2013 was not a very good year for JPMorgan Chase CEO Jamie Dimon. Billions of dollars were paid out in fines and penalties. Marginally effective bribery was alleged. Living rooms were destroyed with tennis balls.
And yet, despite the very public blunders of his firm, Dimon is about to get a big bonus. Bigger than last year’s, even.
DealBook reports on Dimon’s raise:
The debate pitted a vocal minority of directors who wanted to keep his compensation largely flat, citing the approximately $20 billion in penalties JPMorgan has paid in the last year to federal authorities, against directors who argued that Mr.

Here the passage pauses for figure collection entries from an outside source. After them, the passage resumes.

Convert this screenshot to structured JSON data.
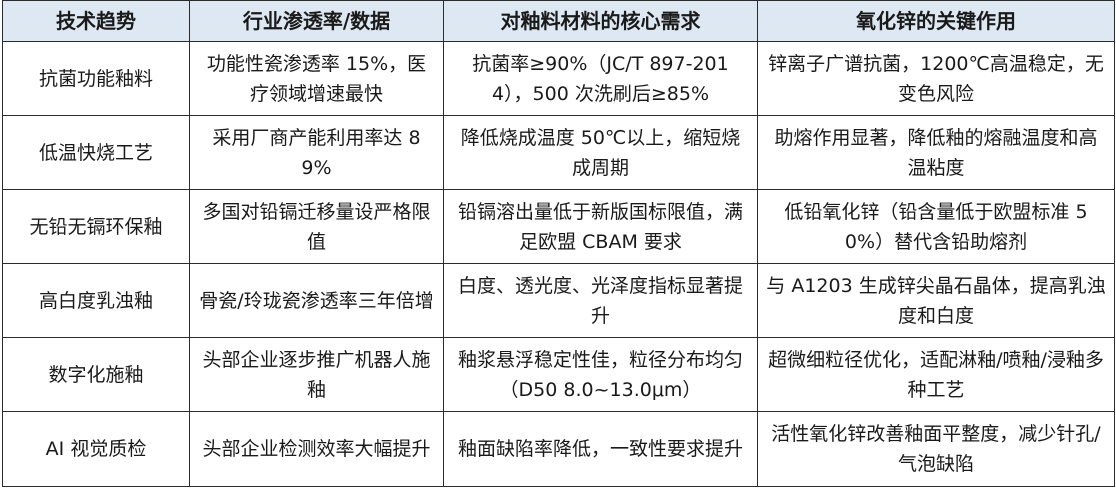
{
  "table": {
    "headers": [
      "技术趋势",
      "行业渗透率/数据",
      "对釉料材料的核心需求",
      "氧化锌的关键作用"
    ],
    "rows": [
      [
        "抗菌功能釉料",
        "功能性瓷渗透率 15%，医疗领域增速最快",
        "抗菌率≥90%（JC/T 897-2014），500 次洗刷后≥85%",
        "锌离子广谱抗菌，1200℃高温稳定，无变色风险"
      ],
      [
        "低温快烧工艺",
        "采用厂商产能利用率达 89%",
        "降低烧成温度 50℃以上，缩短烧成周期",
        "助熔作用显著，降低釉的熔融温度和高温粘度"
      ],
      [
        "无铅无镉环保釉",
        "多国对铅镉迁移量设严格限值",
        "铅镉溶出量低于新版国标限值，满足欧盟 CBAM 要求",
        "低铅氧化锌（铅含量低于欧盟标准 50%）替代含铅助熔剂"
      ],
      [
        "高白度乳浊釉",
        "骨瓷/玲珑瓷渗透率三年倍增",
        "白度、透光度、光泽度指标显著提升",
        "与 A1203 生成锌尖晶石晶体，提高乳浊度和白度"
      ],
      [
        "数字化施釉",
        "头部企业逐步推广机器人施釉",
        "釉浆悬浮稳定性佳，粒径分布均匀（D50 8.0~13.0μm）",
        "超微细粒径优化，适配淋釉/喷釉/浸釉多种工艺"
      ],
      [
        "AI 视觉质检",
        "头部企业检测效率大幅提升",
        "釉面缺陷率降低，一致性要求提升",
        "活性氧化锌改善釉面平整度，减少针孔/气泡缺陷"
      ]
    ]
  }
}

Dimon should be rewarded for his stewardship of the bank during such a difficult period. During the meetings, some board members left the conference room to pace up and down the 50th-floor corridor.
Pacing is universal code for “rich people in a state of extreme disturbance,” so it sounds like the board meeting where Dimon’s pay was discussed was fairly stressful. I can see why: Pay Dimon too little, and he might huff off and decide to retire early. (Or so board members claim.) Pay Dimon too much, and you get angry senators and regulators, and people wondering why you’re rewarding a CEO for presiding over a record-setting legal mess.
What’s incredible about the JPMorgan Chase bonus discussions is that Dimon seems to have effectively loss-proofed himself. In a good year for the bank, board members can point to the stock price and demand a huge bonus for Dimon. In a bad year, they can point to his “stewardship of the bank” under duress. No matter what happens in a given year, JPMorgan Chase’s board seems to think it would be better off with Dimon getting paid more rather than less. And in this context, last year’s pay cut seems like the notable event. Barring an even bigger disaster, Dimon’s bonuses are only going to get bigger from here.